The transaction is expected to close in 3Q06 and is subject to satisfaction of customary closing conditions. Arryx's personnel and operations will remain in Chicago.
Haemonetics said it expects an additional 8 cents to 10 cents of earnings per share dilution associated with operating expenses and amortization in fiscal 2007. The company's new pro-forma earnings per share guidance is $2.05 to $2.17. The company said it will post a fiscal 2007 guidance scenario on its web site. Additionally, as a result of the transaction, Haemonetics expects to record a one-time charge, principally for in-process research and development, which is subject to final independent valuation.
At the close of fiscal year 2006, the company had $251 million in cash free for mergers and acquisitions, so it did not need to borrow money to finance the transaction.
In other dealmaking news:
• BioMed Realty Trust (San Diego) reported signing a purchase and sale agreement with Sun Microsystems (Santa Clara, California) to acquire the Sun campus in Newark, California, for about $215 million. BioMed said it intends to re-market and re-develop the space for use by life science tenants.
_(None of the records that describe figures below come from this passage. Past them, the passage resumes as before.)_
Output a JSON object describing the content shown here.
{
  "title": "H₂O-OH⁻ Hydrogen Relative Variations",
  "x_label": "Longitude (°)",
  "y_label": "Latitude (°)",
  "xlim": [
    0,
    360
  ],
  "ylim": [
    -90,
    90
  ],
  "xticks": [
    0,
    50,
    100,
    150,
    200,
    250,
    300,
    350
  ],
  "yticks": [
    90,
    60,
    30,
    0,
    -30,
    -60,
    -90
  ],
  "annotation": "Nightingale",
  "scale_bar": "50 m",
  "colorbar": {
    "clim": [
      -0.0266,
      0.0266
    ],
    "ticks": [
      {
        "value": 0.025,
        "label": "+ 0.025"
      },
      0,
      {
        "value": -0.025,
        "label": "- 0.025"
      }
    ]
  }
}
The campus includes 10 buildings with about 1.4 million square feet of primarily office space, as well as undeveloped land.
“This transaction represents a unique opportunity for BioMed to add to the company's life science portfolio in San Francisco – the largest life science market in the country,” said Alan Gold, president and CEO of BioMed.
The acquisition is expected to close in 3Q06.
BioMed also reported that its underwriters have exercised their over-allotment option in full to purchase an additional 1,361,250 shares of common stock at $28.65 a share in connection its previously announced follow-on offering that priced on May 10, 2006. In total, the company sold 10,436,250 shares of common stock, raising gross proceeds of about $299 million.
BioMed is a real estate investment trust focused on providing real estate to the life science industry.
• American Medical Systems Holdings (AMS; Minnetonka, Minnesota), commented further on the financing of its pending acquisition of Laserscope (San Jose, California), maker of a surgical treatment of obstructive benign prostatic hyperplasia, or BPH(Medical Device Daily, June 6, 2005).
The total acquisition price for Laserscope shares and options is about $715 million, or $690 million net of Laserscope cash. The financing of this transaction is committed in the form of up to $565 million of senior secured financing from CIT Healthcare and up to $180 million of senior subordinated unsecured financing from other lenders.
AMS said it is currently evaluating lower-cost options that may include convertible senior subordinated notes with a net share settlement feature.
The company said 2007 revenues from Laserscope urology products are estimated to be $135 million-$150 million, growing to $180 million-$200 million in 2008, estimates reflecting “anticipated successful launch” of Laserscope's GreenLight HPS system, continuing penetration of laser technology into the surgical treatment of obstructive BPH, and the leverage of the AMS global sales channel. AMS said it expects that the range of year-over-year revenue growth of the combined company in 2007 and 2008 will be 20%-24%. The company estimated the Laserscope acquisition will be accretive to reported earnings per share in 2008 and beyond.